As you create your story in Twine, you write short passages (in boxes), which you link to other passages (shown by arrows). When you build your story, it outputs to HTML and you can go through each passage of the story in your browser – like a choose-your-own-adventure book. At this point, I shared the HTML file on Dropbox with a few of my “trusted advisors” and got their opinions on the believability of the situations and the characters’ reactions. I wanted to make sure that the scenarios were realistic and that the choices were challenging to make. They came back with a few helpful suggestions, which I implemented when I started the next phase…
Capturing images from Go Animate
With my stories straight, I went over to Go Animate to start creating images for my scenarios. Now, let me be quite frank here – I was not using Go Animate for its intended purpose. Go Animate is a web-based tool that you can use to create animated skits using different characters and settings. It’s targeted at people like me who cannot programme in Flash, but need to put together short animated videos. It’s a great tool and I have used it to create full animations previously (complete with dialogue, camera effects and various character actions), but this time I needed something a little bit lower tech…
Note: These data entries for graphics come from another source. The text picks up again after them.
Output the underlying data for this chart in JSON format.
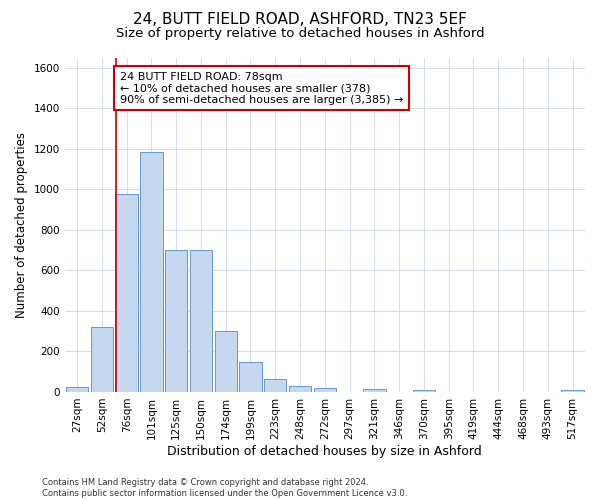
{
  "title_line1": "24, BUTT FIELD ROAD, ASHFORD, TN23 5EF",
  "title_line2": "Size of property relative to detached houses in Ashford",
  "xlabel": "Distribution of detached houses by size in Ashford",
  "ylabel": "Number of detached properties",
  "categories": [
    "27sqm",
    "52sqm",
    "76sqm",
    "101sqm",
    "125sqm",
    "150sqm",
    "174sqm",
    "199sqm",
    "223sqm",
    "248sqm",
    "272sqm",
    "297sqm",
    "321sqm",
    "346sqm",
    "370sqm",
    "395sqm",
    "419sqm",
    "444sqm",
    "468sqm",
    "493sqm",
    "517sqm"
  ],
  "values": [
    25,
    320,
    975,
    1185,
    700,
    700,
    300,
    150,
    65,
    30,
    20,
    0,
    15,
    0,
    10,
    0,
    0,
    0,
    0,
    0,
    10
  ],
  "bar_color": "#c5d8ef",
  "bar_edge_color": "#6699cc",
  "background_color": "#ffffff",
  "grid_color": "#d0d8e8",
  "vline_color": "#cc0000",
  "vline_x_idx": 2,
  "annotation_text": "24 BUTT FIELD ROAD: 78sqm\n← 10% of detached houses are smaller (378)\n90% of semi-detached houses are larger (3,385) →",
  "annotation_box_color": "#ffffff",
  "annotation_box_edge": "#cc0000",
  "ylim": [
    0,
    1650
  ],
  "yticks": [
    0,
    200,
    400,
    600,
    800,
    1000,
    1200,
    1400,
    1600
  ],
  "footnote": "Contains HM Land Registry data © Crown copyright and database right 2024.\nContains public sector information licensed under the Open Government Licence v3.0.",
  "title_fontsize": 11,
  "subtitle_fontsize": 9.5,
  "tick_fontsize": 7.5,
  "ylabel_fontsize": 8.5,
  "xlabel_fontsize": 9,
  "annot_fontsize": 8,
  "footnote_fontsize": 6
}
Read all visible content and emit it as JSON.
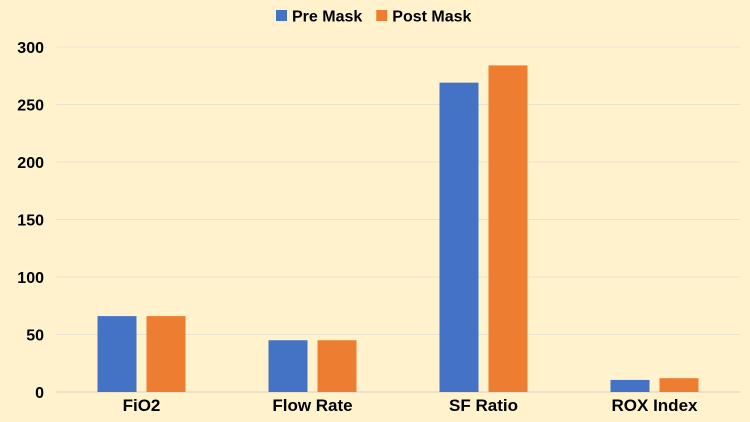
{
  "chart_data": {
    "type": "bar",
    "title": "",
    "xlabel": "",
    "ylabel": "",
    "categories": [
      "FiO2",
      "Flow Rate",
      "SF Ratio",
      "ROX Index"
    ],
    "series": [
      {
        "name": "Pre Mask",
        "color": "#4472C4",
        "values": [
          66,
          45,
          269,
          10.5
        ]
      },
      {
        "name": "Post Mask",
        "color": "#ED7D31",
        "values": [
          66,
          45,
          284,
          12
        ]
      }
    ],
    "ylim": [
      0,
      300
    ],
    "yticks": [
      0,
      50,
      100,
      150,
      200,
      250,
      300
    ],
    "grid": true,
    "legend_position": "top-center"
  }
}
Each step in the story used one Go Animate scene. I set up the scene, chose actions and expressions for the characters and then took a screen shot. So much easier than searching a clipart website for the same character now with a "disappointed" or "angry" look! In a few steps I could change the actions of my characters (standing, sitting, folding arms, etc.) and their facial expressions (angry, happy, surprised, etc.). I used some of the stock characters and I also created a few of my own characters using the character builder (building new characters costs a few “Go Bucks”). You can use some Go Animate functionality for free, but other features are available on a pay-as-you-go basis, or there is a premium package (Go Plus).
I am worried about receiving some backlash about using Go Animate in this way, but it happened to fill a gap for me that I had found in the clipart space. While I would never want to be without them, the free clipart sites are tired; and even if I did have the budget for a paid stock images account, I’m not convinced I would have found exactly the types of images I was looking for in an amount of time that justified the investment. Out of all the options, using Go Animate in this way had the most advantages and the least drawbacks. Incidentally, one of the drawbacks is the image quality. I’d like to investigate ways to get a higher quality screenshot, but for my purposes, the image quality was adequate.
Putting it all together in PowerPoint and Articulate
I inserted the various screen shots into PowerPoint, where I had set up two slide masters – “question master” and “reaction master”. I cut and paste the passages from Twine into the relevant parts of each slide. In a few cases, I had to cut back some of the dialogue or explanations in order to fit everything neatly onto the slide.
If I did have more bandwidth to work with, I would do the full animation for each passage, together with voiceovers. This would do away with the text in the speech bubbles and make the screens less text-heavy. I think the full animations would add a pleasant dimension to the course, but I also don’t think that this comic-book style is half-bad either!